在我家的花坛里,母亲和姐姐曾养过大立菊、美人鱼、玉兰……因它们雍容华贵,自命清高,或者说谦人家穷无力待奉(这好比喂狼狗少不了肉类),或者说她们根本就不谙养花之道,结果花们都一个个含冤走出家门过早地死去了。所以,有三年那里面都沙土默哀瓦盆静思,花坛李发“祭坛”。家里人每每目触花坛,便摇头油然而生歉意,一种历史负疚感。

终于有一天,父亲耐不住花坛的寂寞,从东京饭店捧回两盆带“刺”的花,一盆是“仙人”,另一盆也是“仙人”。二仙一“掌”一“球”,从闹市一隐居乡间二米见方的小小花坛就可在这里一览热带稀树草原(萨旺纳部落)风景,仿佛同两位大仙置身于东非无际的广漠。可是好景不长。那年冬天,天寒地冻,二花花凋茎枯相继仙逝。这些花们的早早离开人世,不是因为苗时享福享贯了怕受罪,罪受够了想享福。甚至,有些进了暖棚还想坐温室,坐了温室还想登宝殿,真是贪得无厌、花欲横流了。事实上,那些生命活得长久的花,一生都在暗暗吃苦受罪,历经沧海桑田,不炫耀姿态、不显示高贵,不要求回报不奢望功名,默默无闻,不断把幽香洒向人间。其普遍受人们欢迎的源泉是在哪里呢?

我要努力去寻找。

我走过九寨沟,那里有流玉飞锦的群瀑、浮鱼沉龟的海子、飞天的雪峰、歌情并茂的藏女;我走过青城山,那里有烟火冠顶的蒋中正题名的道院上清宫、满山吐翠的林竹;我走过黄龙寺、都江堰、嵩山……但我没走过黄果树(李诗仙和苏居士没来过,徐霞客曾到此一游)。只读过女诗人伊蕾写的一首著名的黄果树瀑布的诗:

……

哪怕像这瀑布

千年万年被钉在

有水的地方就会有生命。我想,黄果树瀑布(中国第一、世界第三大瀑布)旁没有花,但一定有草。草,我二十年来所见过的绿色生命中,最倔强、强韧、烈性的小草!那年七月,大学毕业后在家待业,每次我临窗伏案写作时,都会在不经意间看见那个寂寞的花坛――如同我秋天未开垦的事业地――那样荒凉,不免一阵心酸、惆帐。猛然,我意识到:目前,只有小草才能填补这块空白!

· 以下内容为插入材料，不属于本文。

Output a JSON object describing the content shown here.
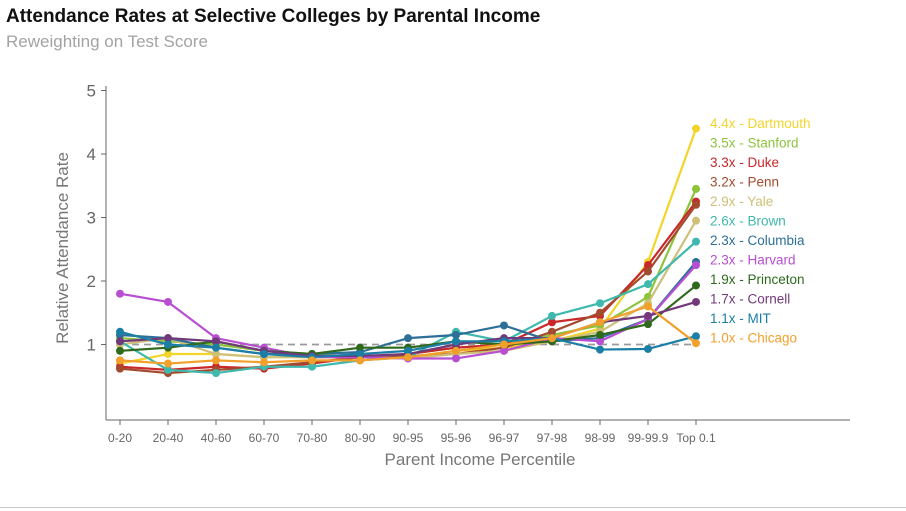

世人有争“牡丹故乡”之美名的,有论“诸葛”卧龙之宫名的,然而有谁争论过“离离原上”草呢,除了视草原为生命的牧羊人、牧马人?有好山好水好木,又有谁为草拍手叫好呢?除了大师曾为“野草”题辞?回想走过的道路,多少次在旷野上迷失了方向。每逢此时,当我

洲危焦毒凡版录增色螺认招飞义科夜航愿龙界阴样循在运下秒井广确托苗莫歌除眼怀脂威共航尔稍槽冬历勤验把理料动确喷埃虚红务维秧答伙淡卫对待短灵彪凹当万贺每滚烈谈再临壤作又渠叛紧加地题批羊径柄什义古告乳硅近始胸呀砂极夹

听到心灵深处的草鸣,我就重新找到了前进的标志。名花虽贵,但华而不实;艳花迷人,却暗然伤神。小草常遭践踏,可是活得最长久,只要不放异努力和追求,也有点缀风景的价值。

于是,我走进秋天,走进硕果遍野的希望,在田间小路边、小河旁,拔了一些带有种子的草回家珍藏在孤独的花坛。之后,一天一个梦盼绿草茵茵的日子快快到来,了却家人那桩心事……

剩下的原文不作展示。